Feelings are the short hand of the brain. Without feeling the feelings, the real feelings we are feeling that is, we get into trouble fast. When we say “I’m fine” when we are suffering inside that little white lie can become a decade of depressive darkness over time. You see the truth always wills out. Knowing how we really feel and how to use feelings appropriately is essential to our mental health and sanity.

Over time we can forget how we really feel deep within. We may get angry really quickly when someone rubs us the wrong way, but the real emotion we may be feeling could be rejection or abandonment. These avoidance tactics learned in childhood can end up ruining our relationships and stealing our peace as adults. We were taught to ‘just get over it’. We were told to say that we were fine and well whenever anyone asked. We often lied. Over time, we may even not know how we really, really feel. This makes us susceptible to feelings of numbness, lowness and lostness. Now, if thats how we truly feel inside and we don’t even know it, we are open to cognitive dissonance, confusion and erratic thoughts, feelings and behaviours. When we learn to know how we really feel, then we start to trust ourselves more. What are relationships built on? Trust of course. Learning to trust ourselves and others makes for great relationships, improved mental and emotional health and ultimately a better, less stressful life. Keep it simple! Even though we are complex creatures that complicate our lives, know that being still and getting in touch with how you really feel is some of the best therapy there is. Understanding how to use feelings appropriately changes lives, relationships, stress responses and binds you to other people with deepened intimacy that pays dividends.


Feelings can be used appropriately or inappropriately. They can be based on accurate or inaccurate information. They can lead to adaptive behaviour or maladaptive behaviour. It is important to know how you feel and what to do when you have a feeling. Feelings will help you to solve problems. Without using your feelings appropriately, you never will be able to solve problems well. Yet, we try and numb these feelings, and problems inevitably occur. When you feel, you will be experiencing one or more of the eight primary feelings. Jealousy is feeling fearful, angry, and sad all at the same time. Each feeling needs to be addressed for full resolution of the problem. Being in touch with your feeling

If you feel confused, then you are feeling many feelings at the same time. Some of these feelings may be in conflict with each other, and you may be torn about what to do. When confused, you must separate each feeling and examine it carefully. What is each feeling telling you to do? What is the most rational thing to do?

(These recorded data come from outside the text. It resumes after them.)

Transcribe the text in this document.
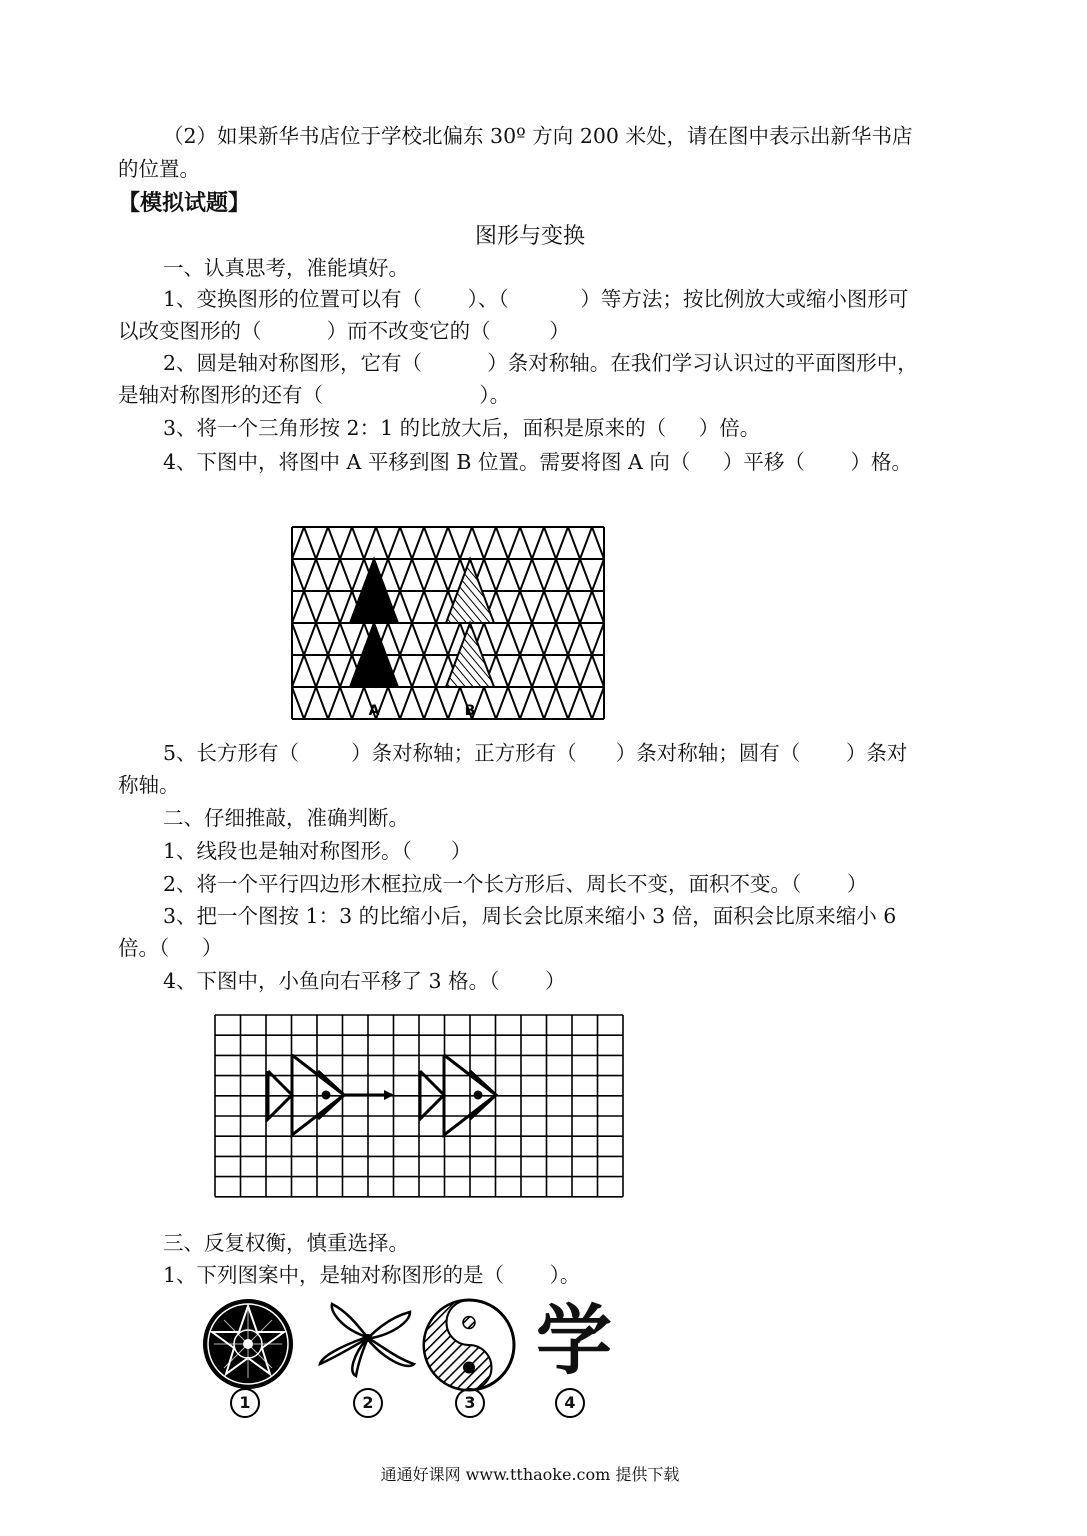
（2）如果新华书店位于学校北偏东 30º 方向 200 米处，请在图中表示出新华书店
的位置。
【模拟试题】
图形与变换
一、认真思考，准能填好。
1、变换图形的位置可以有（       ）、（           ）等方法；按比例放大或缩小图形可
以改变图形的（          ）而不改变它的（         ）
2、圆是轴对称图形，它有（          ）条对称轴。在我们学习认识过的平面图形中，
是轴对称图形的还有（                        ）。
3、将一个三角形按 2：1 的比放大后，面积是原来的（     ）倍。
4、下图中，将图中 A 平移到图 B 位置。需要将图 A 向（     ）平移（       ）格。
A	B
5、长方形有（        ）条对称轴；正方形有（      ）条对称轴；圆有（       ）条对
称轴。
二、仔细推敲，准确判断。
1、线段也是轴对称图形。（      ）
2、将一个平行四边形木框拉成一个长方形后、周长不变，面积不变。（       ）
3、把一个图按 1：3 的比缩小后，周长会比原来缩小 3 倍，面积会比原来缩小 6
倍。（     ）
4、下图中，小鱼向右平移了 3 格。（       ）
三、反复权衡，慎重选择。
1、下列图案中，是轴对称图形的是（       ）。
学
1	2	3	4
通通好课网 www.tthaoke.com 提供下载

Depression and Wellness Center

Owning emotions and feelings

Learning how to use feelings appropriately is fairly simple. We teach at our wellness centre that when you have a feeling, you must decide how to act. The feeling is motivating you to take action. Feelings need to flow naturally and spontaneously into adaptive action. The actions must be appropriate to the situation. To always fight when you are angry is not appropriate. Most of the time, it is necessary to stop and think before you act. You want to use your feelings. When you are having an intense feeling, always ask yourself two questions:

  1. What is the best thing I can do for myself?
  2. What is the best thing I can do for others?

For the most part, you must practice thinking and planning before you act. Plan carefully how you are going to act when you have each feeling and practice this action until it flows naturally.

Your feelings are important and so is the skill of learning how to use feelings appropriately. They are great and wise counsellors that need to be listened to. You do not need to hide from your feelings. You need to listen and learn.

Guidelines for Expressing Feelings:

Try to be specific rather than general about how you feel. Consistently using only one or two words to say how you are feeling, such as bad or upset, is too vague and general. What kind of bad or upset? (Irritated, mad, anxious, afraid, sad, hurt, lonely, etc.).
Specify the degree of the feelings, and you will reduce the chances of being misunderstood. For example, some people may think when you say, “I am angry” means you are extremely angry when you actually mean a “little irritated”. You can’t really be a little bit of anything, you either are or you are not. So look for the right word to express the right emotion. 
When expressing anger or irritation, first describe the specific behavior you don’t like, then your feelings. This helps to prevent the other person from becoming immediately defensive or intimidated when they first hear “I am angry with you”, and they could miss the message.
If you have mixed feelings, say so, and express each feeling and explain what each feeling is about. For example: “I have mixed feelings about what you just did. I am glad and thankful that you helped me, but I didn’t like the comment about being stupid. It was disrespectful and unnecessary and I found it irritating”.